Monday, Sep. 03, 1956
Boston to Cork
When American musicians fly to Europe, they usually touch down in Ireland as many tourists do, take on a few drams of Paddy's at Shannon and travel on. But when the Boston Symphony set up its five-week tour, it scheduled its first foreign concert in Cork (pop. 75,595).
The orchestra brought along one of its trustees, Boston Insurance Broker Michael T. Kelleher. Before the concert began last week in the 1,500-seat Savoy Theater, Mike Kelleher drew cheers when he spoke of his father who had emigrated to the U.S. from County Cork. Then the orchestra set its gesture to music, opened its program with U.S. Composer Leroy Anderson's Irish Suite, a collection of slick arrangements of Irish tunes.

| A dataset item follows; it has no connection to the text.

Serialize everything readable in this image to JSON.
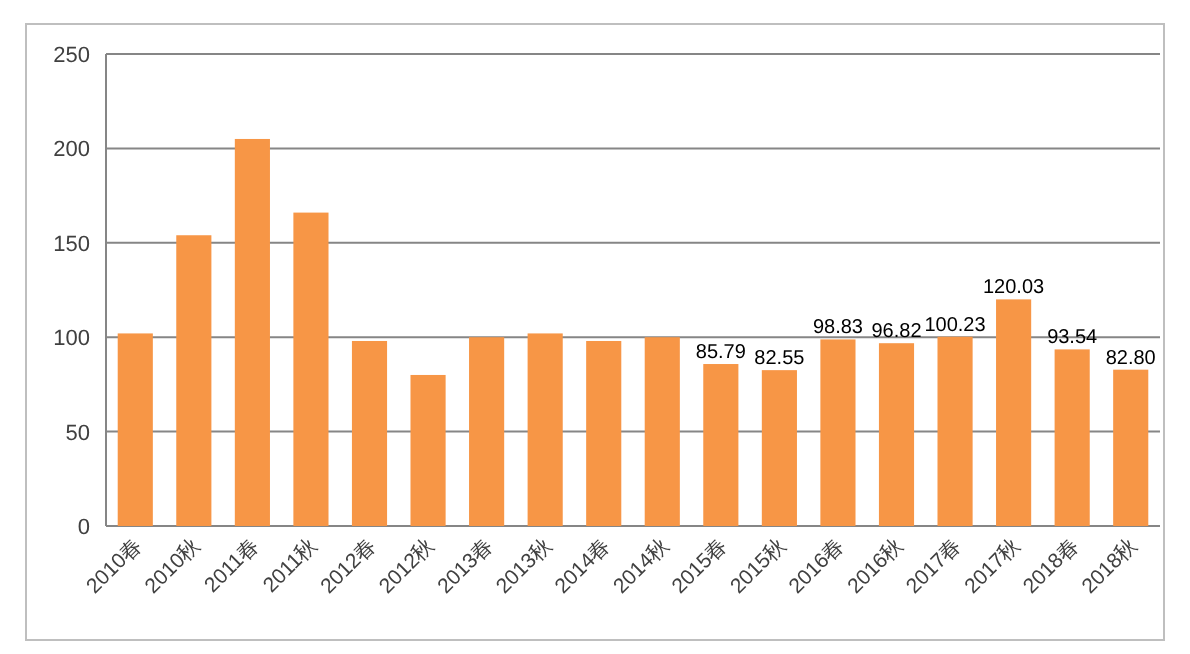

The audience received this morsel with mixed feelings. Said one listener: "I would have preferred any overture to a selection of Irish airs which I already know by heart." Other program items: Dukas' The Sorcerer's Apprentice, Brahms's Second Symphony. At the end, the orchestra and Conductor Charles Munch (whose wife had died in Paris three days before) received a ten-minute ovation. Next day, before a top-drawer audience in Dublin, the ovation was repeated. But the Irish Times critic was totally unmoved by the sentimentality of the occasion. "The orchestra is very accomplished," he wrote, after the Cork concert. "It plays with great precision and a fine, sensitive response to the conductor's expressive beat. The accomplishment, however, is mainly technical . . . The Sorcerer's Apprentice promised well, but soon fell into machined precision, like those great American cars which speed along comfortably."
This week the orchestra plays at the Edinburgh Festival, then moves toward Soviet territory for concerts in Czechoslovakia and Russia.